Downstairs, Otto was dismounting.

I insisted: “Elin, for God’s sake, and for your own sake, go upstairs. Before you’re seen.”

I ignored Alice’s and Wenthelen’s looks of admonishment.

“Very well,” Elin said, meekly, adding more soot to her face as she wiped the bridge of her nose with the back of her hand.

Otto was waiting in the gravel, standing next to the chaise. When I came out the door, he frowned down the drive. “You have a peddler camping at your gate.”

“A jongleur,” I corrected, reproaching myself for not thinking ahead and entreating Moussa to move.
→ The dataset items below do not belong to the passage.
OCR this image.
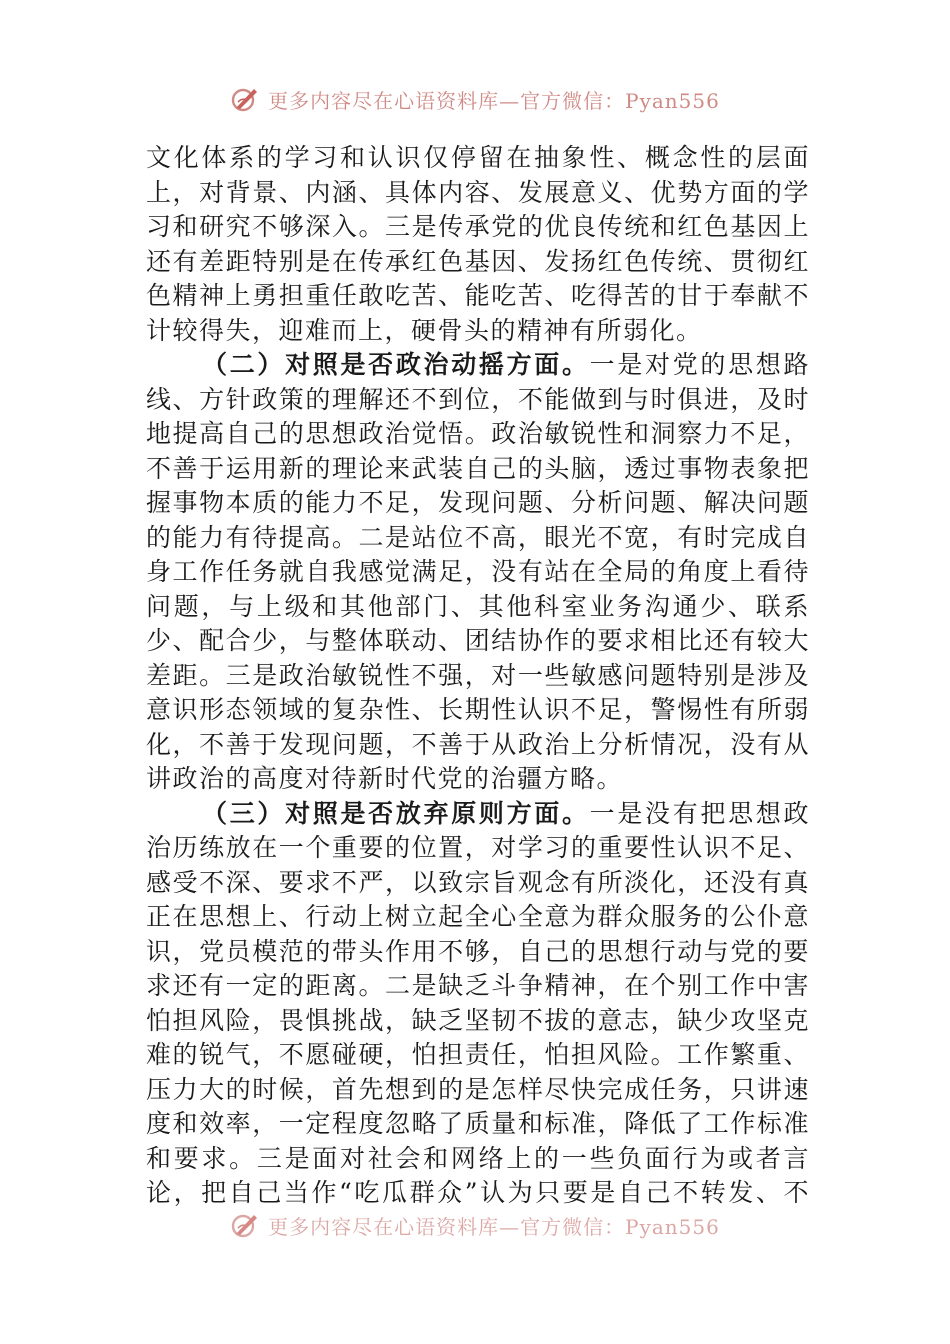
更多内容尽在心语资料库—官方微信：Pyan556

文化体系的学习和认识仅停留在抽象性、概念性的层面上，对背景、内涵、具体内容、发展意义、优势方面的学习和研究不够深入。三是传承党的优良传统和红色基因上还有差距特别是在传承红色基因、发扬红色传统、贯彻红色精神上勇担重任敢吃苦、能吃苦、吃得苦的甘于奉献不计较得失，迎难而上，硬骨头的精神有所弱化。

（二）对照是否政治动摇方面。一是对党的思想路线、方针政策的理解还不到位，不能做到与时俱进，及时地提高自己的思想政治觉悟。政治敏锐性和洞察力不足，不善于运用新的理论来武装自己的头脑，透过事物表象把握事物本质的能力不足，发现问题、分析问题、解决问题的能力有待提高。二是站位不高，眼光不宽，有时完成自身工作任务就自我感觉满足，没有站在全局的角度上看待问题，与上级和其他部门、其他科室业务沟通少、联系少、配合少，与整体联动、团结协作的要求相比还有较大差距。三是政治敏锐性不强，对一些敏感问题特别是涉及意识形态领域的复杂性、长期性认识不足，警惕性有所弱化，不善于发现问题，不善于从政治上分析情况，没有从讲政治的高度对待新时代党的治疆方略。

（三）对照是否放弃原则方面。一是没有把思想政治历练放在一个重要的位置，对学习的重要性认识不足、感受不深、要求不严，以致宗旨观念有所淡化，还没有真正在思想上、行动上树立起全心全意为群众服务的公仆意识，党员模范的带头作用不够，自己的思想行动与党的要求还有一定的距离。二是缺乏斗争精神，在个别工作中害怕担风险，畏惧挑战，缺乏坚韧不拔的意志，缺少攻坚克难的锐气，不愿碰硬，怕担责任，怕担风险。工作繁重、压力大的时候，首先想到的是怎样尽快完成任务，只讲速度和效率，一定程度忽略了质量和标准，降低了工作标准和要求。三是面对社会和网络上的一些负面行为或者言论，把自己当作“吃瓜群众”认为只要是自己不转发、不

更多内容尽在心语资料库—官方微信：Pyan556
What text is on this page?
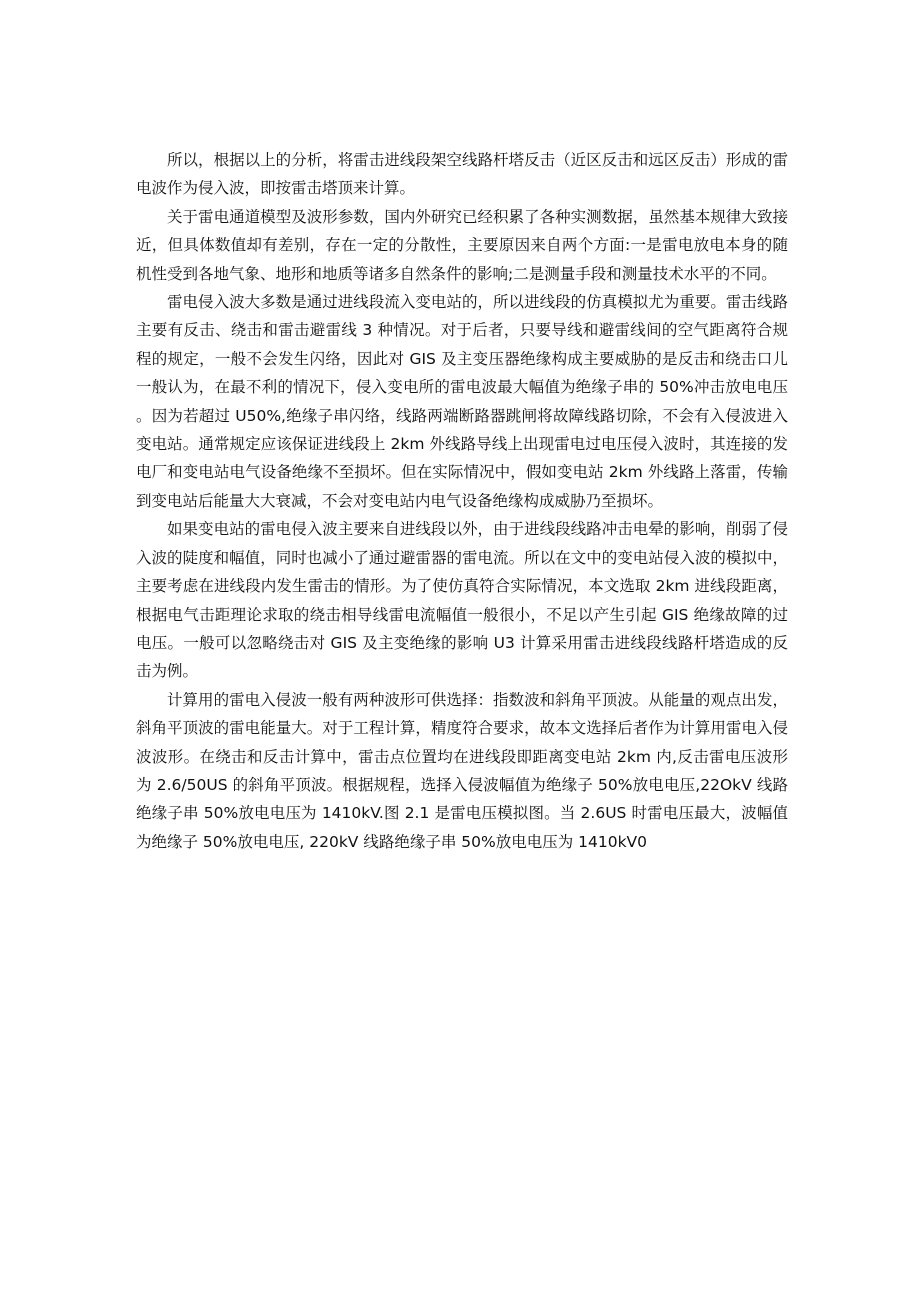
所以，根据以上的分析，将雷击进线段架空线路杆塔反击（近区反击和远区反击）形成的雷电波作为侵入波，即按雷击塔顶来计算。

关于雷电通道模型及波形参数，国内外研究已经积累了各种实测数据，虽然基本规律大致接近，但具体数值却有差别，存在一定的分散性，主要原因来自两个方面:一是雷电放电本身的随机性受到各地气象、地形和地质等诸多自然条件的影响;二是测量手段和测量技术水平的不同。

雷电侵入波大多数是通过进线段流入变电站的，所以进线段的仿真模拟尤为重要。雷击线路主要有反击、绕击和雷击避雷线 3 种情况。对于后者，只要导线和避雷线间的空气距离符合规程的规定，一般不会发生闪络，因此对 GIS 及主变压器绝缘构成主要威胁的是反击和绕击口儿一般认为，在最不利的情况下，侵入变电所的雷电波最大幅值为绝缘子串的 50%冲击放电电压。因为若超过 U50%,绝缘子串闪络，线路两端断路器跳闸将故障线路切除，不会有入侵波进入变电站。通常规定应该保证进线段上 2km 外线路导线上出现雷电过电压侵入波时，其连接的发电厂和变电站电气设备绝缘不至损坏。但在实际情况中，假如变电站 2km 外线路上落雷，传输到变电站后能量大大衰减，不会对变电站内电气设备绝缘构成威胁乃至损坏。

如果变电站的雷电侵入波主要来自进线段以外，由于进线段线路冲击电晕的影响，削弱了侵入波的陡度和幅值，同时也减小了通过避雷器的雷电流。所以在文中的变电站侵入波的模拟中，主要考虑在进线段内发生雷击的情形。为了使仿真符合实际情况，本文选取 2km 进线段距离，根据电气击距理论求取的绕击相导线雷电流幅值一般很小，不足以产生引起 GIS 绝缘故障的过电压。一般可以忽略绕击对 GIS 及主变绝缘的影响 U3 计算采用雷击进线段线路杆塔造成的反击为例。

计算用的雷电入侵波一般有两种波形可供选择：指数波和斜角平顶波。从能量的观点出发，斜角平顶波的雷电能量大。对于工程计算，精度符合要求，故本文选择后者作为计算用雷电入侵波波形。在绕击和反击计算中，雷击点位置均在进线段即距离变电站 2km 内,反击雷电压波形为 2.6/50US 的斜角平顶波。根据规程，选择入侵波幅值为绝缘子 50%放电电压,22OkV 线路绝缘子串 50%放电电压为 1410kV.图 2.1 是雷电压模拟图。当 2.6US 时雷电压最大，波幅值为绝缘子 50%放电电压, 220kV 线路绝缘子串 50%放电电压为 1410kV0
The bird in the woods, the broken cart, a peddler’s camp—every circumstance of our interaction seemed designed to lower me in Otto’s esteem. Not that he mattered. I only cared about those he influenced. But, for my daughters’ sakes, I would once more try to curry his favor. “We owe you our thanks for returning the carriage.”

I realized, belatedly, that if the carriage had been driven, then the wheel had also been fixed. “And mending it,” I added.

“Couldn’t have brought it back to you if it wasn’t mended.” Otto’s expression didn’t change. His presence was a mystery—any attendant could have returned the chaise. But that question soon answered itself. Without looking at me, he turned and marched back toward our carriage. “Prince Simeon wanted to send a gift.”

“A gift,” I repeated.

Otto reached the back compartment of the gig, which, I now saw,had a cloth-covered rectangle and a horse saddle inside. He shifted the saddle to retrieve the rectangle and pulled off the cloth. It was a painting. Of apples.

“For your daughters,” Otto explained.

“Apples,” I said.

He coughed. “Prince Simeon said it is because they like pictures of them.”

His discomfort provoked within me a deep sense of satisfaction. As did the fact of the gift—regardless of what the canvas portrayed. “They will be honored.”

Otto thrust the painting, which was surprisingly heavy, into my arms and began to unhitch his horse from the chaise. “I need to return before it grows dark.”